Triple Whammy: Realized losses, Unrealized losses and Paper profits disappeared fast!

Double Whammy : Just Unrealized losses and  Paper profits disappeared fast as 100% of realized profits and dividends will be cashed out to Cash Reservoir to support future household expenses.

Using only invested capital recycling strategy in the investment portfolio to generate retirement income for life!



8 comments:

  1. Recovered invested capital not yet recycled into the market is in the war chest. Not bluffing. Technically right.
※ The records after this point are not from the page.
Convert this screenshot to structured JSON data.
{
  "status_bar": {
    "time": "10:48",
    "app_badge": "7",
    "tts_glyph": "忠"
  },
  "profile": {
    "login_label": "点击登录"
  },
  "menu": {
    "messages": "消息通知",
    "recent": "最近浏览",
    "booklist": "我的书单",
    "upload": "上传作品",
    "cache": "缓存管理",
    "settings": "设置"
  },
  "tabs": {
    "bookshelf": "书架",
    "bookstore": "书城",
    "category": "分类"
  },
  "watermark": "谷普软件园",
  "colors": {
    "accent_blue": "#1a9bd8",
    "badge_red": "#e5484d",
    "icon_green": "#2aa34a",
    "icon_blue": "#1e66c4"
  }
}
LoL!

    ReplyDelete
  2. CW,

    I hope I have the wisdom the walk out of the casino one day...

    Those who won at the casinos before know its not how much we've won, but how much we bring OUT that matters ;)

    You think why casinos give free food and drinks to entice gamblers to keep on playing?
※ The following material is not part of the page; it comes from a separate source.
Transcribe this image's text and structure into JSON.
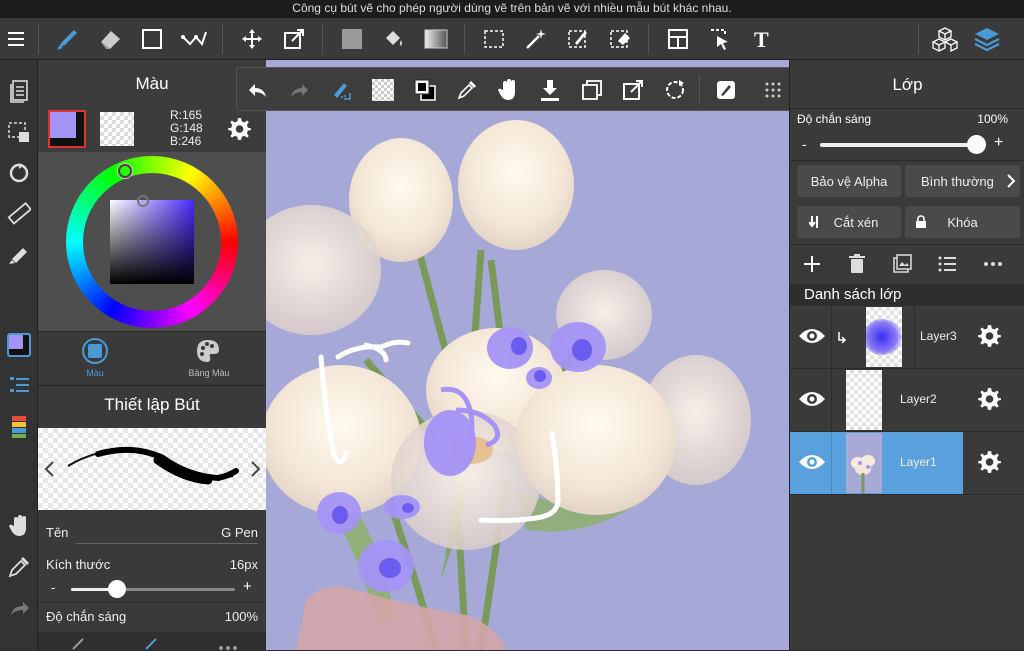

    Same reason why we have brokers offering "free" trading without commissions ;)


    ReplyDelete
  3. Uncle8888,

    Without big expenses of dependents or fear of job loss, it gets a bit easier to go thru bear markets. ;)

    Over the past 5 yrs, with your overall liquid networth spread mainly over CPF, stocks & a 2-year household expenses current account, I believe you've constructed a self-sustaining system to handle the 3 things for retirees:

    1. Daily living expenses (including occasional repairs & replacements of fridge, washing machine, aircon etc)
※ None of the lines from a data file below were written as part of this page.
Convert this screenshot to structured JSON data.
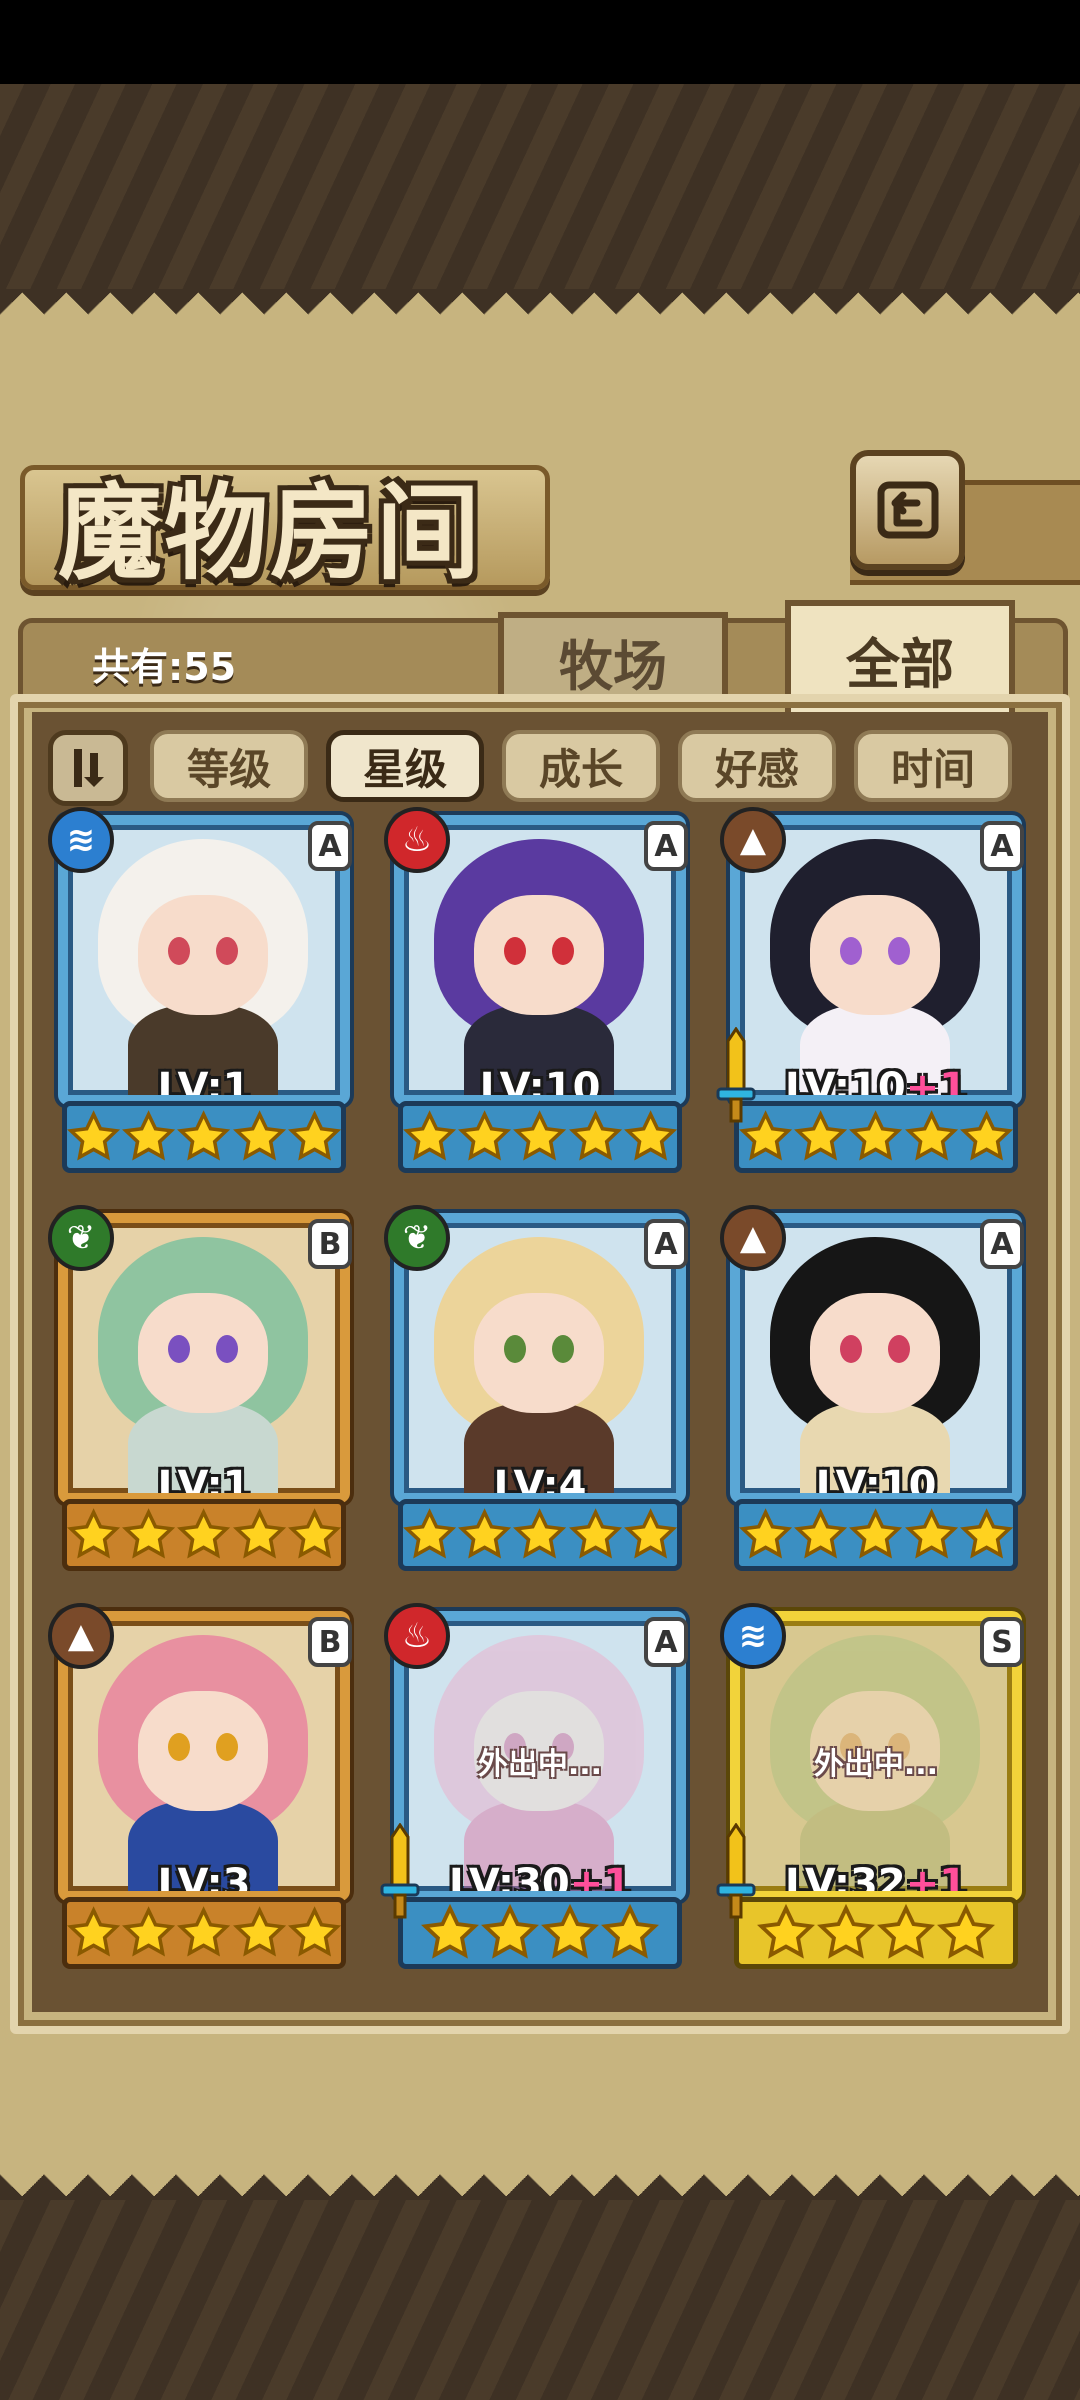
{
  "header": {
    "title": "魔物房间",
    "count": "共有:55"
  },
  "tabs": [
    {
      "label": "牧场"
    },
    {
      "label": "全部",
      "selected": true
    }
  ],
  "filters": {
    "sort_icon": "sort-toggle-icon",
    "options": [
      {
        "label": "等级",
        "active": false
      },
      {
        "label": "星级",
        "active": true
      },
      {
        "label": "成长",
        "active": false
      },
      {
        "label": "好感",
        "active": false
      },
      {
        "label": "时间",
        "active": false
      }
    ]
  },
  "monsters": [
    {
      "element": "water",
      "rank": "A",
      "level": "LV:1",
      "bonus": "",
      "stars": 5,
      "frame": "blue",
      "status": "",
      "hair": "#f4f1ec",
      "eye": "#d04a5a",
      "outfit": "#4a3a2a"
    },
    {
      "element": "fire",
      "rank": "A",
      "level": "LV:10",
      "bonus": "",
      "stars": 5,
      "frame": "blue",
      "status": "",
      "hair": "#5a3aa0",
      "eye": "#d0303a",
      "outfit": "#2a2a3a"
    },
    {
      "element": "earth",
      "rank": "A",
      "level": "LV:10",
      "bonus": "+1",
      "stars": 5,
      "frame": "blue",
      "status": "",
      "hair": "#1f1f2e",
      "eye": "#a060d0",
      "outfit": "#f4f0f6"
    },
    {
      "element": "nature",
      "rank": "B",
      "level": "LV:1",
      "bonus": "",
      "stars": 5,
      "frame": "orange",
      "status": "",
      "hair": "#8fc4a0",
      "eye": "#7a50c0",
      "outfit": "#c8d8d0"
    },
    {
      "element": "nature",
      "rank": "A",
      "level": "LV:4",
      "bonus": "",
      "stars": 5,
      "frame": "blue",
      "status": "",
      "hair": "#ecd49a",
      "eye": "#5a8a3a",
      "outfit": "#5a3a2a"
    },
    {
      "element": "earth",
      "rank": "A",
      "level": "LV:10",
      "bonus": "",
      "stars": 5,
      "frame": "blue",
      "status": "",
      "hair": "#161616",
      "eye": "#d04060",
      "outfit": "#e8d8b0"
    },
    {
      "element": "earth",
      "rank": "B",
      "level": "LV:3",
      "bonus": "",
      "stars": 5,
      "frame": "orange",
      "status": "",
      "hair": "#e890a0",
      "eye": "#e0a020",
      "outfit": "#2a4aa0"
    },
    {
      "element": "fire",
      "rank": "A",
      "level": "LV:30",
      "bonus": "+1",
      "stars": 4,
      "frame": "blue",
      "status": "外出中...",
      "hair": "#f0a8c8",
      "eye": "#d06090",
      "outfit": "#e070a0"
    },
    {
      "element": "water",
      "rank": "S",
      "level": "LV:32",
      "bonus": "+1",
      "stars": 4,
      "frame": "gold",
      "status": "外出中...",
      "hair": "#a8c080",
      "eye": "#e0a060",
      "outfit": "#a8b070"
    }
  ],
  "colors": {
    "parchment": "#c7b47f",
    "panel": "#6a5233",
    "pink_bonus": "#ff4f9a"
  }
}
    2. Medical (big hits or long term expenses)

    3. Leisure & extra luxuries.


    Going back to your previous posts about position sizing...

    One can rest easy even with a major hit to a 10% stock position when that comes from a stock portfolio that is 1/3 the amount of the CPF portion. ;)

    However it does mean ensuring S'pore remains a growth story, with:

    1. Strong SAF

    2. Open city & open policies

    3. Be willing to discard old industries & old ideas, creative destruction even if it means large unemployment for locals temporarily.

    ReplyDelete
    Replies
    1. I hope the third point unemployment for local temporary would not become a trend and permanent yeah .

      Delete
  4. Thanks for sharing CW.

    I have many retired friends & colleagues in the 60s to 70 age group, but none willing to share details on their cashflow and expenses and whether things are panning out according to their plans.

    What I observed in general was that those who retired in their 50s tended to have cut back on their lifestyle (most still own cars) while those that retired later (in their 60s) seemed to be maintaining the same lifestyle as when they were working, ie still buying new cars and travelling. Maybe those that retired earlier (in their 50s) have done their share of travelling upon retirement and now living the simpler lifestyle.

    None has downgraded from their dwelling, while one actually upgraded from HDB to a condo. Among the late retirees, two stood out. They both own 2nd properties and didnt bother to rent them out for rental income!

    After witnessing that our dividend income tap was not reliable nor stable, we are not sure if I should still continue to invest for dividend income as I approach retirement. Our original goal was to aim for an average monthly income $6,000 from this dividend tap but now that conviction has wavered. Our dividend income has averaged slightly above $5,000 per month over the last three years. We have since relegated the dividend income tap and the rental tap to "bonus taps" meaning we will not be depending on them to sustain our retirement. If got dividend and rental incomes, they will be bonus for us to pamper ourselves.

    Our main sources of income will then be interests from our OA & SA, SRS drawdown, and CPF Life payout. Together they could bring us about $10K per month and our retirement lifestyle will be based on that.

    ReplyDelete
    Replies
    1. Yeap. We cannot just depend on dividends as it is rather unstable over economic cycles. CPF can be our stable fixed income in addition to dividends. That why 1M65 is attractive to younger generation. Start saving more!

      Delete
    2. CPF change rules cannot withdraw interest

      Delete
    3. Ya. That why I transferred SA to RA to live with the changed rule. What will be the next shifting goal post?